A question on decorators

Diez B. Roggisch deets at nospam.web.de
Wed Mar 26 21:23:40 CET 2008


Tim Henderson schrieb:
> Hello
> 
> I am writing an application that has a mysql back end and I have this
> idea to simplify my life when accessing the database. The idea is to
> wrap the all the functions dealing with a particular row in a
> particular in a particular table inside a class. So if you have a
> table that looks like this:
> 
> id   str1       str2        pickled_data1   pickled_data2
> 0    woeif      aposf       (bin)                  (bin)
> 1    ofime      powe        (bin)                  (bin)
> ...
> n    oiew       opiwe       (bin)                  (bin)
> 
> you can access this table like this
> 
> t = Table(id) #to load a pre-entered row
> t2 = Table(id, str1, str2, data1, data2) #to create a new row
> 
> when you change a an attribute of the class like this...
> t.str1 = 'new value'
> 
> it automatically updates the database backend.
> 
> I have what I just described working. However I want an easier way to
> deal with my pickled_data. Right now I am pickling dictionaries and
> list types. Now there is one problem with this, let me demonstrate
> 
> t.data.update({'new key':'new value'})
> print t.data
> {... 'new key':'new value' ...}
> 
> which makes it appear that the database has been updated as well, but
> in fact it hasn't to update the database with this scheme you actually
> have to do this.
> 
> t.data.update({'new key':'new value'})
> t.data = t.data
> 
> this is not ideal so I subclassed the built in dict type like this:
> 
> class _my_dict(dict):
> 
>     def __init__(self, row_index_name, row_index, column_name, a=None,
> **kwargs):
>         self.row_index_name = row_index_name
>         self.row_index = row_index
>         self.column_name = column_name
>         self.write_access = True
>         if (a == None): dict.__init__(self, kwargs)
>         else: dict.__init__(self, a)
> 
>         self.update_db()
> 
>     def __delitem__(self, key):
>         if self.write_access:
>             dict.__delitem__(self, key)
>             self.update_db()
> 
>     def __setitem__(self, key, value):
>         if self.write_access:
>             dict.__setitem__(self, key, value)
>             self.update_db()
> 
> 
>     def clear(self):
>         if self.write_access:
>             dict.clear(self)
>             self.update_db()
> 
>     ...
>     more methods which are simliar
>     ...
> 
>     def update_db(self):
>         if self.write_access:
>             con = get_dbConnection()
>             cur = con.cursor()
> 
>             table = self.experiment.TABLE
>             row_index_name = self.row_index_name
>             row_index = self.row_index
>             column_name = self.column_name
>             column_value = MySQLdb.escape_string(pickle.dumps(self))
> 
>             q1 = '''UPDATE %(table)s
>             SET %(column_name)s = '%(column_value)s'
>             WHERE %(row_index_name)s = '%(row_index)s'  ''' % locals()
> 
>             cur.execute(q1)
>             con.close()
> 
> 
> Now while this works, it is a lot of work.

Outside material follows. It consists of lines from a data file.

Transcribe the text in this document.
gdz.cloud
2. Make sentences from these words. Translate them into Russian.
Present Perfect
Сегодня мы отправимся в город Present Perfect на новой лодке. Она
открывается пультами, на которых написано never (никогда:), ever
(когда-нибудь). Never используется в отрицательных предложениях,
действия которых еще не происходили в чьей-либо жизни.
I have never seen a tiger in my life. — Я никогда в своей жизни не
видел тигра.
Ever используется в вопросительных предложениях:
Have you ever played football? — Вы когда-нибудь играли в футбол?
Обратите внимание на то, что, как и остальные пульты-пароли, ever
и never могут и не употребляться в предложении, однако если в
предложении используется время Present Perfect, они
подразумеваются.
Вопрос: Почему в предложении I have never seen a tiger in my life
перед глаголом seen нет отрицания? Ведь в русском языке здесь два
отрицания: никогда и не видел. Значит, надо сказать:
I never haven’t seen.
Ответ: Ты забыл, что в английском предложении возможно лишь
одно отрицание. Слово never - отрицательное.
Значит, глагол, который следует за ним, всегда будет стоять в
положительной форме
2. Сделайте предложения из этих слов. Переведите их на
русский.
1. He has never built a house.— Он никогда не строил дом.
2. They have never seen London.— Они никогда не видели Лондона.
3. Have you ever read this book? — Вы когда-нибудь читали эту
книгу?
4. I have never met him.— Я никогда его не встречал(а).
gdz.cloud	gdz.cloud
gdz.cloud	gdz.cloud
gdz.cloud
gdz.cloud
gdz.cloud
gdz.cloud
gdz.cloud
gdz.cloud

What I want to be able to
> do is something where I write one decorator function that
> automatically updates the database for me. So let us pretend I have
> this function.
> 
> let: dec_update_db() be my decorator which updates the dictionary.
> 
> to use this function it seems I would probably still have to subclass
> dict like this:
> 
> class _my_dict2(dict):
> 
>     @dec_update_db
>     def __init__(self, row_index_name, row_index, column_name, a=None,
> **kwargs):
>         self.row_index_name = row_index_name
>         self.row_index = row_index
>         self.column_name = column_name
>         self.write_access = True
>         if (a == None): dict.__init__(self, kwargs)
>         else: dict.__init__(self, a)
> 
>     @dec_update_db
>     def __delitem__(self, key):
>         dict.__delitem__(self, key)
> 
>     @dec_update_db
>     def __setitem__(self, key, value):
>         dict.__setitem__(self, key, value)
> 
>     @dec_update_db
>     def clear(self):
>         dict.clear(self)
> 
>     ... and so on ...
> 
> this is also not ideal. because I still have to apply the decorator to
> every function which changes the dictionary.
> 
> What I really want is a way to have the decorator applied
> automatically every time a method in dict or a sub class is called. I
> feel like this must be possible. Has any one here done anything like
> this before?

There are a few possibilities - one of them is using a metaclass to 
apply the decorator to alle methods.